Розга легла хорошо, плотно, оставив быстро пухнущую полоску — легкой судорогой отозвались стройные ноги дочки, легким движением ресниц удовлетворенно похвалила мужа за аккуратный удар Машенька, а Евгений Венедиктович еще раз тряхнул прутом, сбрасывая уже невидимые капли рассола, и положил вторую розгу рядышком с первой.
Лишь на пятой розге, ну почти уже на самой смене прута на новый, Машенька подала голос, тихо и напряженно протянув «м-м-м…»
Машенька тут же положила ладонь на голову дочери, потрепала по волосам, словно успокаивая — и шестой удар девочка приняла так же послушно и, как первые — молча, лишь напряженно отвечая телом на боль наказания.
Заменив розгу, Евгений Венедиктович ритуально скользнул прутом в кулаке, хотел было вытереть мокрую левую ладонь о штаны, а потом вдруг аккуратно, несильно прижимая, провел ею по ляжкам дочери — Машенька-старшая сначала удивленно вскинула глаза и тут же одобрительно улыбнулась — нет ничего лучше на теле дочери, чем отцовская ладонь.
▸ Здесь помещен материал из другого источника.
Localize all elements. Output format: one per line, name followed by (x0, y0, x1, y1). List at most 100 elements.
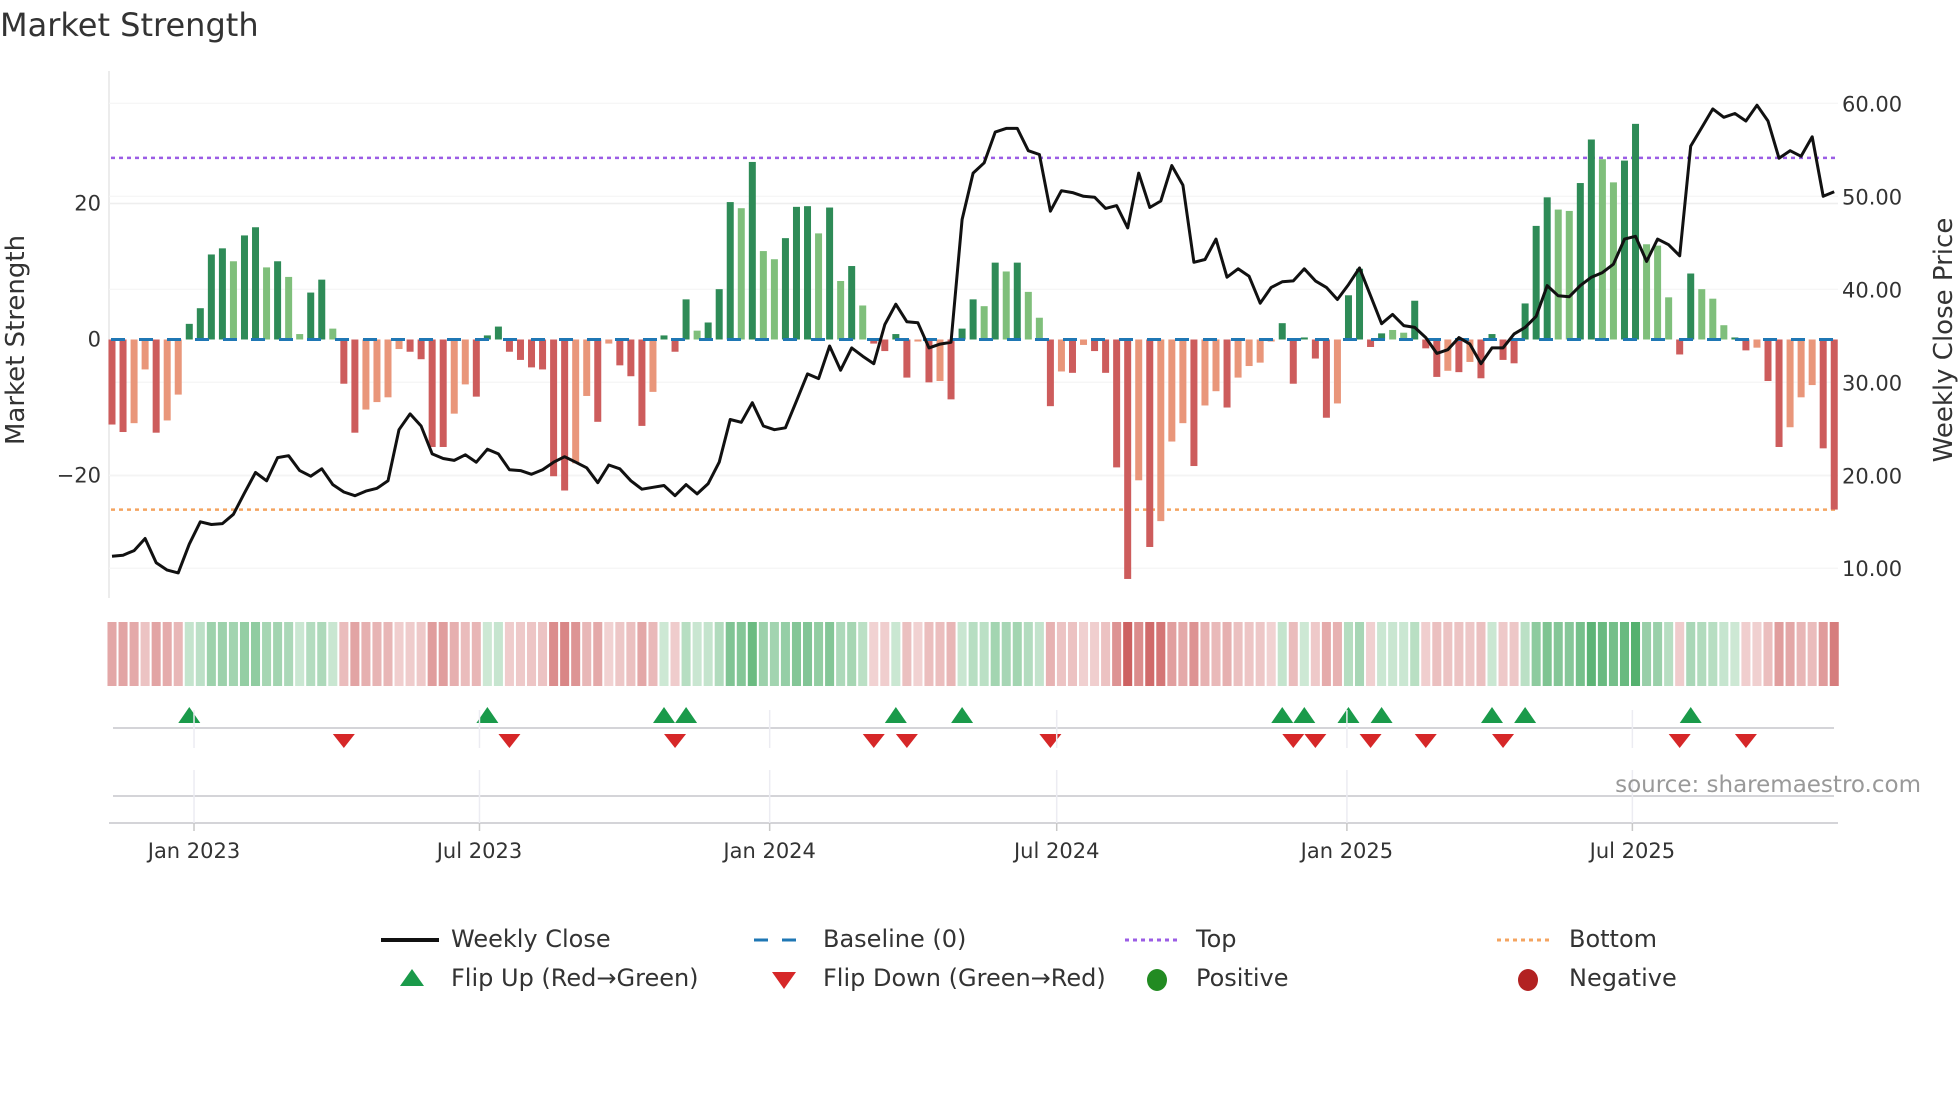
strip-cell (560, 622, 570, 686)
negative-bar (1179, 339, 1187, 424)
strip-cell (1288, 622, 1298, 686)
strip-cell (1553, 622, 1563, 686)
strip-cell (747, 622, 757, 686)
negative-bar (870, 339, 878, 344)
strip-cell (549, 622, 559, 686)
strip-cell (173, 622, 183, 686)
strip-cell (1631, 622, 1641, 686)
negative-bar (428, 339, 436, 447)
strip-cell (681, 622, 691, 686)
positive-bar (1278, 323, 1286, 340)
strip-cell (538, 622, 548, 686)
positive-bar (318, 279, 326, 340)
strip-cell (670, 622, 680, 686)
negative-bar (1830, 339, 1838, 510)
strip-cell (394, 622, 404, 686)
positive-bar (229, 261, 237, 340)
strip-cell (306, 622, 316, 686)
positive-bar (1002, 271, 1010, 340)
strip-cell (1487, 622, 1497, 686)
strip-cell (1642, 622, 1652, 686)
strip-cell (924, 622, 934, 686)
positive-bar (704, 322, 712, 340)
y-axis-label-left: Market Strength (1, 235, 31, 445)
strip-cell (1697, 622, 1707, 686)
positive-bar (1665, 297, 1673, 340)
negative-bar (1311, 339, 1319, 359)
right-tick-label: 10.00 (1842, 557, 1902, 581)
flip-up-marker (1481, 707, 1503, 723)
positive-bar (660, 335, 668, 340)
strip-cell (1586, 622, 1596, 686)
negative-bar (1499, 339, 1507, 360)
positive-bar (1687, 273, 1695, 340)
negative-bar (373, 339, 381, 403)
strip-cell (1719, 622, 1729, 686)
positive-dot-icon (1147, 969, 1167, 991)
positive-bar (1565, 210, 1573, 340)
left-tick-label: 0 (88, 328, 101, 352)
strip-cell (1034, 622, 1044, 686)
positive-bar (296, 334, 304, 340)
strip-cell (129, 622, 139, 686)
negative-bar (516, 339, 524, 360)
strip-cell (184, 622, 194, 686)
negative-bar (1102, 339, 1110, 373)
flip-up-marker (1293, 707, 1316, 723)
strip-cell (725, 622, 735, 686)
strip-cell (648, 622, 658, 686)
gridlines (108, 71, 1838, 598)
negative-bar (1190, 339, 1198, 467)
x-tick-label: Jan 2023 (146, 839, 241, 863)
strip-cell (582, 622, 592, 686)
positive-bar (1643, 244, 1651, 340)
strip-cell (1310, 622, 1320, 686)
negative-bar (384, 339, 392, 398)
strip-cell (239, 622, 249, 686)
positive-bar (1576, 183, 1584, 340)
strip-cell (1708, 622, 1718, 686)
positive-bar (285, 276, 293, 340)
positive-bar (1024, 291, 1032, 340)
strip-cell (1575, 622, 1585, 686)
negative-bar (417, 339, 425, 360)
negative-bar (583, 339, 591, 396)
strip-cell (758, 622, 768, 686)
negative-bar (1466, 339, 1474, 362)
positive-bar (1532, 225, 1540, 340)
x-axis: Jan 2023 Jul 2023 Jan 2024 Jul 2024 Jan 2025… (109, 710, 1838, 863)
source-credit: source: sharemaestro.com (1615, 772, 1921, 798)
strength-bars (108, 123, 1838, 579)
positive-bar (792, 206, 800, 340)
strip-cell (836, 622, 846, 686)
positive-bar (715, 289, 723, 340)
negative-bar (1135, 339, 1143, 481)
negative-bar (174, 339, 182, 395)
positive-bar (759, 251, 767, 340)
strip-cell (438, 622, 448, 686)
negative-bar (1367, 339, 1375, 347)
negative-bar (528, 339, 536, 368)
strip-cell (692, 622, 702, 686)
strip-cell (1045, 622, 1055, 686)
flip-up-marker (476, 707, 499, 723)
x-tick-label: Jan 2024 (721, 839, 816, 863)
strip-cell (1343, 622, 1353, 686)
strip-cell (825, 622, 835, 686)
strip-cell (571, 622, 581, 686)
strip-cell (1244, 622, 1254, 686)
strip-cell (1178, 622, 1188, 686)
strip-cell (1233, 622, 1243, 686)
strip-cell (273, 622, 283, 686)
positive-bar (1698, 289, 1706, 340)
negative-bar (351, 339, 359, 433)
strip-cell (814, 622, 824, 686)
positive-bar (1720, 325, 1728, 340)
positive-bar (1654, 245, 1662, 340)
strip-cell (1355, 622, 1365, 686)
strip-cell (1454, 622, 1464, 686)
strip-cell (317, 622, 327, 686)
negative-bar (947, 339, 955, 400)
negative-bar (472, 339, 480, 397)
Так же охотно, словно ожидала, приняла его руку и дочка — даже бедра вздрогнули в ответ заметнее, чем от розги, что вызвало у Евгения Венедиктовича несколько двойную реакцию — восхитительное чувство ощущения горячего юного тела (ну, словно как тогда… первый раз…) и некоторое замешательство, что это движение может быть замечено и неверно (или наоборот, очень даже верно!) истолковано Машенькой-старшей. Но поскольку реакция супруги оказалась выше всяких похвал, то розга взлетела даже повыше этих похвал — и теперь стон дочки был уже громким и по-настоящему трудным:
— Бо-о-ольно…
Машенька-старшая слегка скривила губы в легкой, но недовольной гримаске — и Евгений Венедиктович понял, что стон был преждевременным и никоим образом на строгость воспитания влиять не должен — оттого выданные подряд еще четыре розги, до ровного счета «Десять!» были столь же плотными и горячими, прочерчивая на бедрах дочери аккуратные прописи домашнего воспитания.